La chute du président Hosni Moubarak ne s’est pas traduite par une épuration de l’appareil d’Etat, par une chasse aux anciens responsables, par un changement important du personnel politique ou même administratif. Seule une petite clique, liée à l’ancien président, s’est vue arrêtée, traînée (sans grand enthousiasme, il faut le dire) devant les tribunaux. Même les responsables de massacres de manifestants n’ont pas vraiment été inquiétés.

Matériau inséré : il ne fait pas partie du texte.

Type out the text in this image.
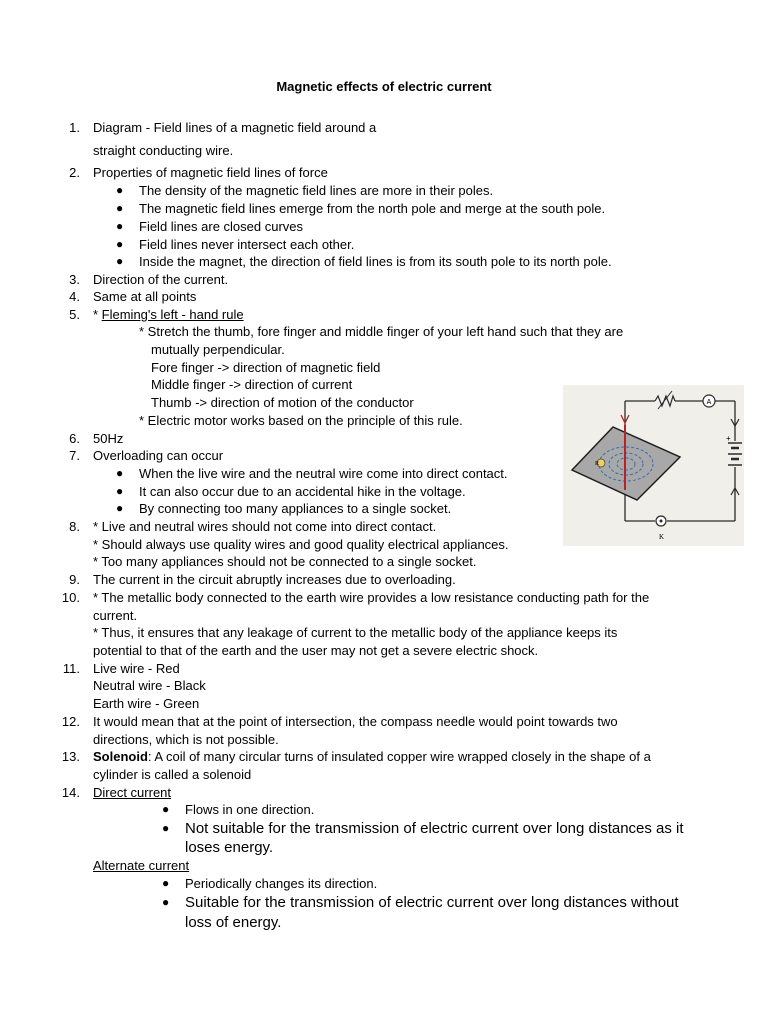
Magnetic effects of electric current
1. Diagram - Field lines of a magnetic field around a
straight conducting wire.
2. Properties of magnetic field lines of force
● The density of the magnetic field lines are more in their poles.
● The magnetic field lines emerge from the north pole and merge at the south pole.
● Field lines are closed curves
● Field lines never intersect each other.
● Inside the magnet, the direction of field lines is from its south pole to its north pole.
3. Direction of the current.
4. Same at all points
5. * Fleming's left - hand rule
* Stretch the thumb, fore finger and middle finger of your left hand such that they are
mutually perpendicular.
Fore finger -> direction of magnetic field
Middle finger -> direction of current
Thumb -> direction of motion of the conductor
* Electric motor works based on the principle of this rule.
6. 50Hz
7. Overloading can occur
● When the live wire and the neutral wire come into direct contact.
● It can also occur due to an accidental hike in the voltage.
● By connecting too many appliances to a single socket.
8. * Live and neutral wires should not come into direct contact.
* Should always use quality wires and good quality electrical appliances.
* Too many appliances should not be connected to a single socket.
9. The current in the circuit abruptly increases due to overloading.
10. * The metallic body connected to the earth wire provides a low resistance conducting path for the
current.
* Thus, it ensures that any leakage of current to the metallic body of the appliance keeps its
potential to that of the earth and the user may not get a severe electric shock.
11. Live wire - Red
Neutral wire - Black
Earth wire - Green
12. It would mean that at the point of intersection, the compass needle would point towards two
directions, which is not possible.
13. Solenoid: A coil of many circular turns of insulated copper wire wrapped closely in the shape of a
cylinder is called a solenoid
14. Direct current
● Flows in one direction.
● Not suitable for the transmission of electric current over long distances as it
loses energy.
Alternate current
● Periodically changes its direction.
● Suitable for the transmission of electric current over long distances without
loss of energy.
A
+
K
R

Et pourtant, le changement est là et on assiste à une autonomisation des institutions qui, jusque-là, dépendaient du pouvoir central, que ce soit l’armée, la police, voire les différents ministères. Cette évolution a des aspects inquiétants dans la mesure où elle favorise l’instabilité du pays. Mais elle a aussi une dimension positive, car elle est une forme de reconnaissance de la diversité de la société égyptienne.

Alors que les partisans du président Mohammed Morsi ont manifesté en nombre vendredi 21 juin — le principal parti salafiste Al-Nour s’est abstenu, préférant continuer à jouer son rôle de médiateur entre les Frères et le Front de salut national —, l’opposition se prépare à faire de même le 30 juin, premier anniversaire de sa présidence. Et beaucoup craignent que de cela ne dégénère en affrontements généralisés, voire en guerre civile.

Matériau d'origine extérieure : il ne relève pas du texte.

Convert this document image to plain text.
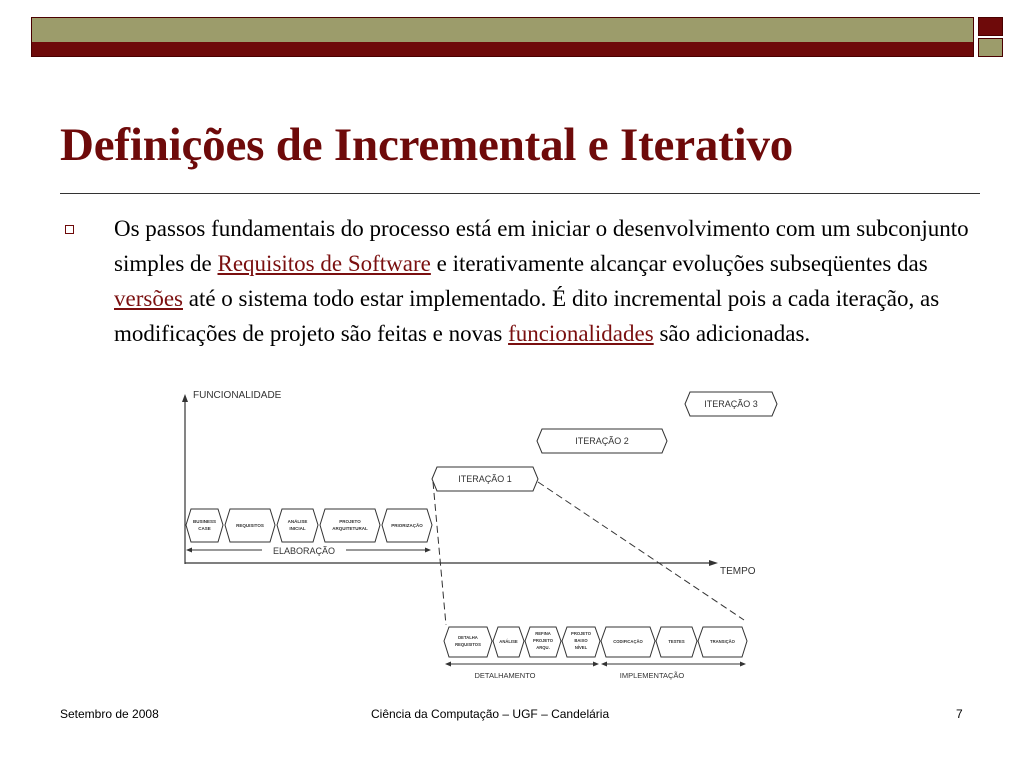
Definições de Incremental e Iterativo
Os passos fundamentais do processo está em iniciar o desenvolvimento com um subconjunto simples de Requisitos de Software e iterativamente alcançar evoluções subseqüentes das versões até o sistema todo estar implementado. É dito incremental pois a cada iteração, as modificações de projeto são feitas e novas funcionalidades são adicionadas.
FUNCIONALIDADE
TEMPO
BUSINESS
CASE
REQUISITOS
ANÁLISE
INICIAL
PROJETO
ARQUITETURAL
PRIORIZAÇÃO
ELABORAÇÃO
ITERAÇÃO 1
ITERAÇÃO 2
ITERAÇÃO 3
DETALHA
REQUISITOS
ANÁLISE
REFINA
PROJETO
ARQU.
PROJETO
BAIXO
NÍVEL
CODIFICAÇÃO	TESTES	TRANSIÇÃO
DETALHAMENTO	IMPLEMENTAÇÃO
Setembro de 2008	Ciência da Computação – UGF – Candelária	7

Dans ce contexte, deux décisions d’Al-Azhar et de l’Eglise copte confirment l’ampleur des transformations en Egypte, où les institutions religieuses étaient aux ordres du pouvoir — Al-Azhar comme l’Eglise copte ont soutenu Moubarak jusqu’à la fin.

Le synode de l’Eglise copte vient de décider que les chrétiens étaient libres, s’ils le désiraient, de participer aux manifestations du 30 juin (« Copts free to join 30 June anti-govt protests : Egypt’s Coptic Church », Ahram online, 21 juin). A plusieurs reprises déjà, le pape copte Tawadros (Theodor) II, élu en novembre 2012, a dénoncé le fait que les autorités ne protégeaient pas assez les coptes.

Plus significative, peut-être, est la décision du grand imam d’Al-Azhar, le cheikh Ahmed El-Tayyeb. Il affirme que s’opposer aux dirigeants n’est pas un péché (« Azhar chief tells Egypt’s Muslims : Opposing rulers is not a sin », Ahram online, 19 juin). Le cheikh a critiqué les fatwas « mensongères » produites par des cheikhs « incompétents » qui prétendent que ceux qui s’opposent aux gouvernants sont « des hypocrites et des infidèles ».

Il a ajouté que « les manifestations pacifiques sont conformes à la charia » et n’ont rien à voir avec la croyance. Et que si la violence était « un grand péché », ce n’était pas une expression « d’incrédulité » religieuse.

Cette prise de position est d’autant plus importante dans le contexte égyptien, où une partie des forces islamistes radicales tente de criminaliser (religieusement) les opposants. Elle s’inscrit aussi en faux contre une vieille tradition de l’islam sunnite affirmant que « cent ans d’oppression valent mieux qu’un jour de fitna » (division au sein de la communauté).